Once the negative emotional chain has been broken, you should return to training with a focus on finding a solution that will relieve the frustration. This process starts with understanding the problem. If you know what the specific problem is, then you have a better chance at finding a solution and removing any more chances of experiencing frustration. Returning to the example of the tough gate below the knoll, you can ask your coach what is causing your problems (e.g., going to straight at the gate on the knoll) and how you can remedy the problem (e.g., set up high and cut under the gate on the knoll). Here’s a helpful hint: sometimes it’s useful to break down the bigger problem into smaller, more manageable problems.

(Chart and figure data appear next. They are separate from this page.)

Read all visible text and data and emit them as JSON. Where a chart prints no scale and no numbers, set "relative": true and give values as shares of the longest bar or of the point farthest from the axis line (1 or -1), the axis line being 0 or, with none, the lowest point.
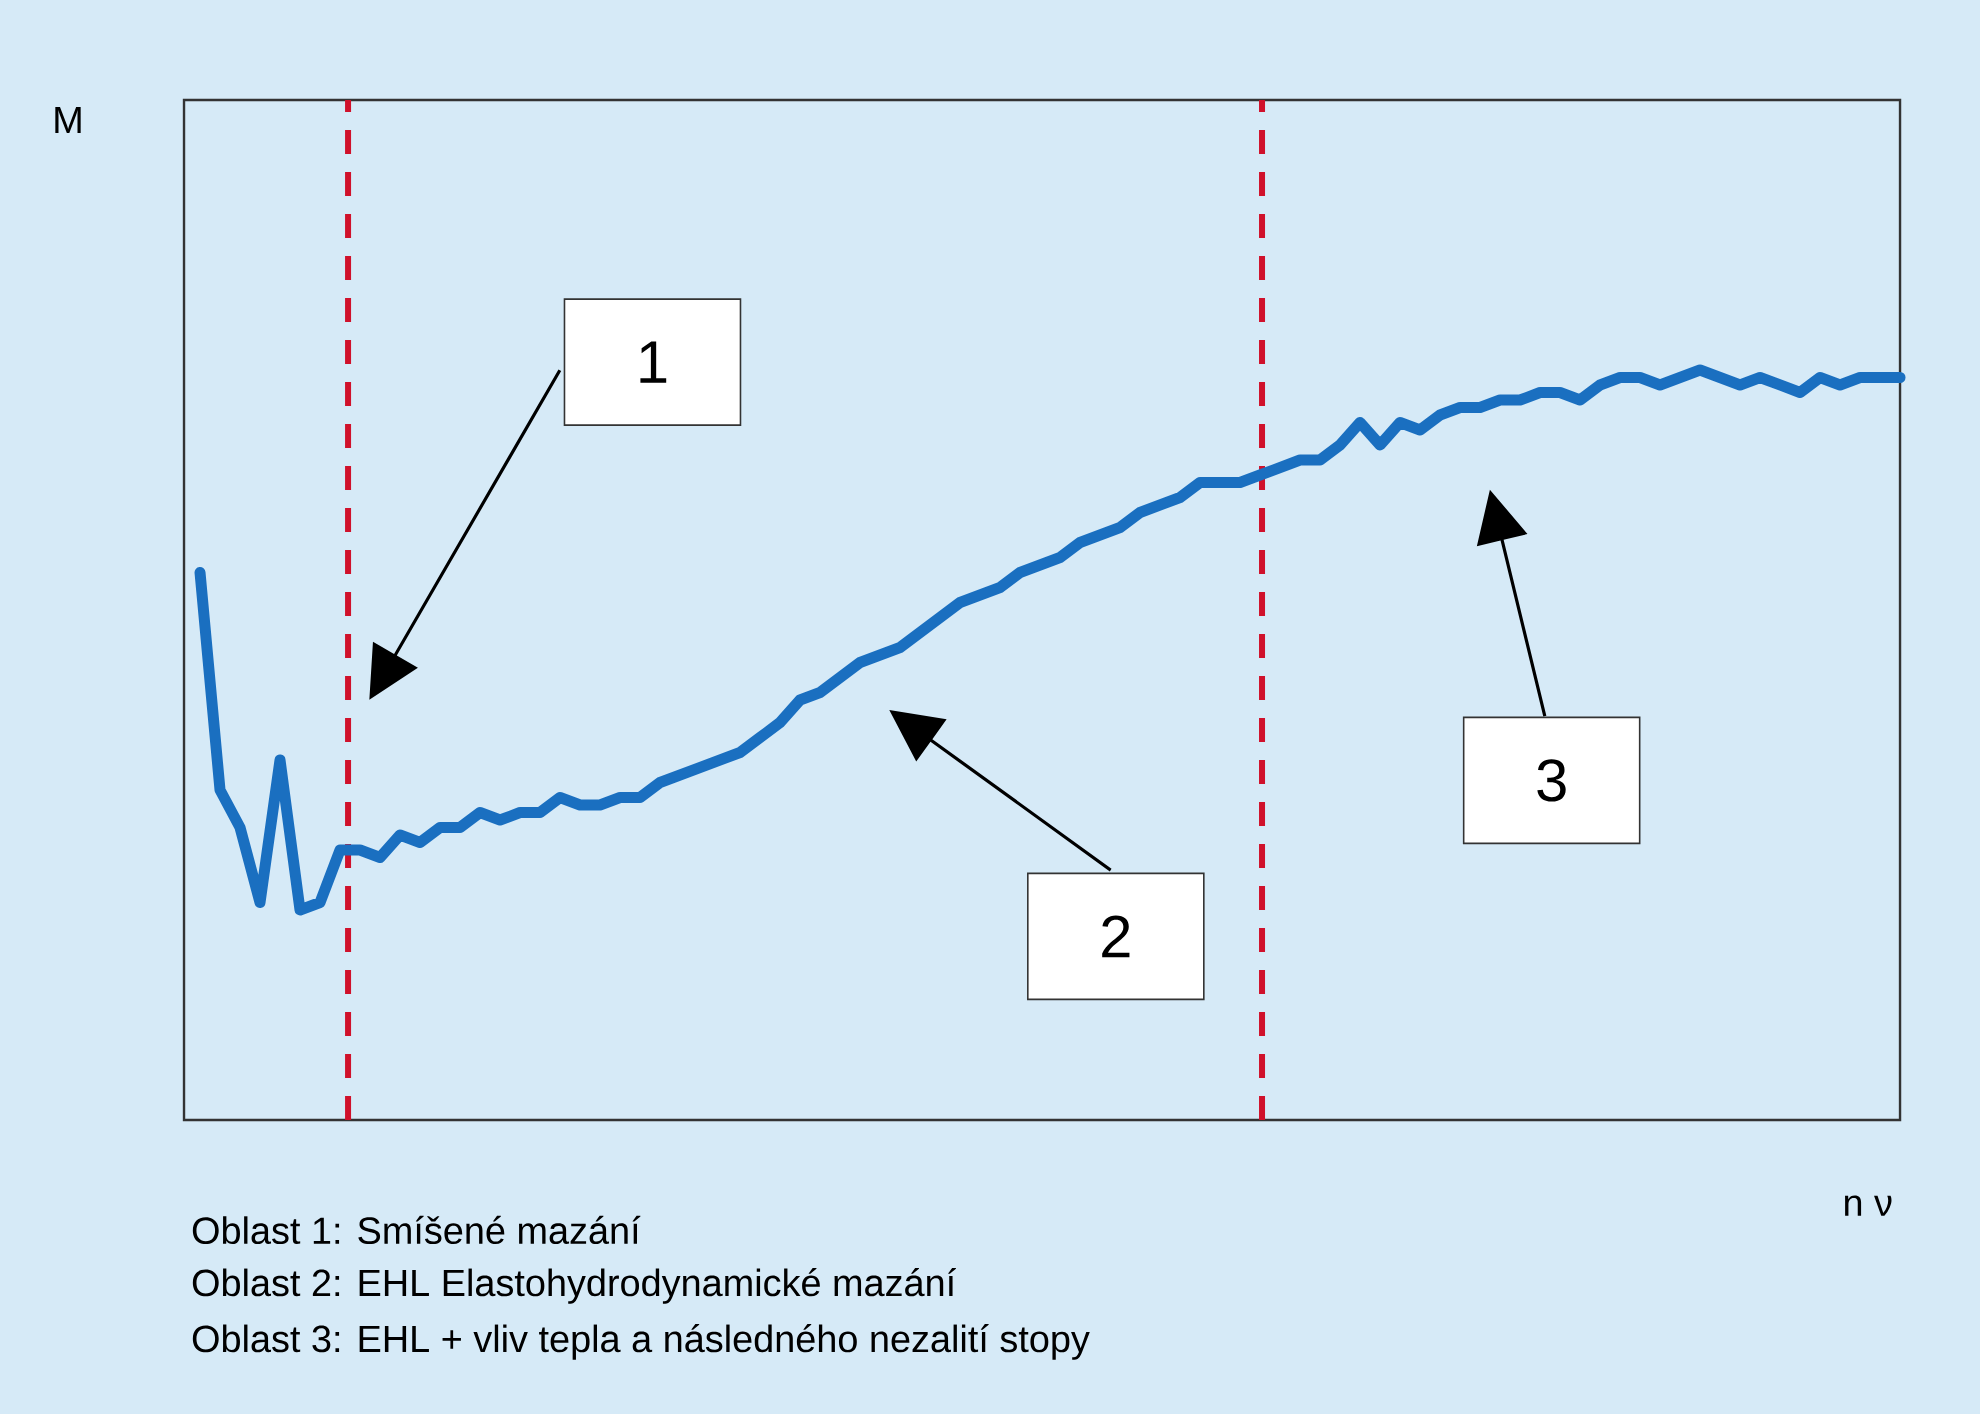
{
  "chart_data": {
    "type": "line",
    "relative": true,
    "color": "#1a6fc0",
    "xlabel": "n ν",
    "categories": [
      null,
      null,
      null,
      null,
      null,
      null,
      null,
      null,
      null,
      null,
      null,
      null,
      null,
      null,
      null,
      null,
      null,
      null,
      null,
      null,
      null,
      null,
      null,
      null,
      null,
      null,
      null,
      null,
      null,
      null,
      null,
      null,
      null,
      null,
      null,
      null,
      null,
      null,
      null,
      null,
      null,
      null,
      null,
      null,
      null,
      null,
      null,
      null,
      null,
      null,
      null,
      null,
      null,
      null,
      null,
      null,
      null,
      null,
      null,
      null,
      null,
      null,
      null,
      null,
      null,
      null,
      null,
      null,
      null,
      null,
      null,
      null,
      null,
      null,
      null,
      null,
      null,
      null,
      null,
      null,
      null,
      null,
      null,
      null,
      null,
      null
    ],
    "values": [
      0.73,
      0.44,
      0.39,
      0.29,
      0.48,
      0.28,
      0.29,
      0.36,
      0.36,
      0.35,
      0.38,
      0.37,
      0.39,
      0.39,
      0.41,
      0.4,
      0.41,
      0.41,
      0.43,
      0.42,
      0.42,
      0.43,
      0.43,
      0.45,
      0.46,
      0.47,
      0.48,
      0.49,
      0.51,
      0.53,
      0.56,
      0.57,
      0.59,
      0.61,
      0.62,
      0.63,
      0.65,
      0.67,
      0.69,
      0.7,
      0.71,
      0.73,
      0.74,
      0.75,
      0.77,
      0.78,
      0.79,
      0.81,
      0.82,
      0.83,
      0.85,
      0.85,
      0.85,
      0.86,
      0.87,
      0.88,
      0.88,
      0.9,
      0.93,
      0.9,
      0.93,
      0.92,
      0.94,
      0.95,
      0.95,
      0.96,
      0.96,
      0.97,
      0.97,
      0.96,
      0.98,
      0.99,
      0.99,
      0.98,
      0.99,
      1.0,
      0.99,
      0.98,
      0.99,
      0.98,
      0.97,
      0.99,
      0.98,
      0.99,
      0.99,
      0.99
    ],
    "annotations": [
      "1",
      "2",
      "3",
      "Oblast 1: Smíšené mazání",
      "Oblast 2: EHL Elastohydrodynamické mazání",
      "Oblast 3: EHL + vliv tepla a následného nezalití stopy",
      "M"
    ]
  }
}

The reality is, though, that you can’t always immediately clear the obstacles to your goals, so continued efforts in pursuit of those goals might be futile. The barriers may be just too great to surmount on that day. In this case, you have two options. First, you can change your goals to ones that can be achieved in the short term. For example, let’s say you are getting frustrated because you had a poor first race run and you’re too far out to have a good result. If your goal remains to have a good result, you are sure to continue being frustrated. In that situation, it would be easy for you to despair and just blow off the second run. But if you can come up with a new goal for the second run, say, to “attack from the back” and see how fast you can go because you have nothing to lose, you may have a good second run and end the day feeling more upbeat (as well as learning a lesson about how to deal with frustration).
Second, there are going to be days when you just aren’t going to make any progress toward your goals and continuing to try without success will just discourage you more and actually hurt your efforts in the long run. In this case, it may be wise to deliberately “give up” and choose to fight another day.
Frustration This Summer
You will have many opportunities this summer to experience frustration. Your first thought to that possibility might be “ugh.” But you actually want to get frustrated because it means you are pushing yourself, challenging yourself, and getting out of your comfort zone. If you’re not getting frustrated, you’re probably not trying very hard or improving much.
The reality is that the pursuit of your ski racing goals is a very frustrating process because it is long and difficult with many setbacks and failures. Experiencing frustration during your summer training, whether in the gym or on the hill, gives you a great opportunity to embrace the frustration and learn how to deal with it in a positive and constructive way.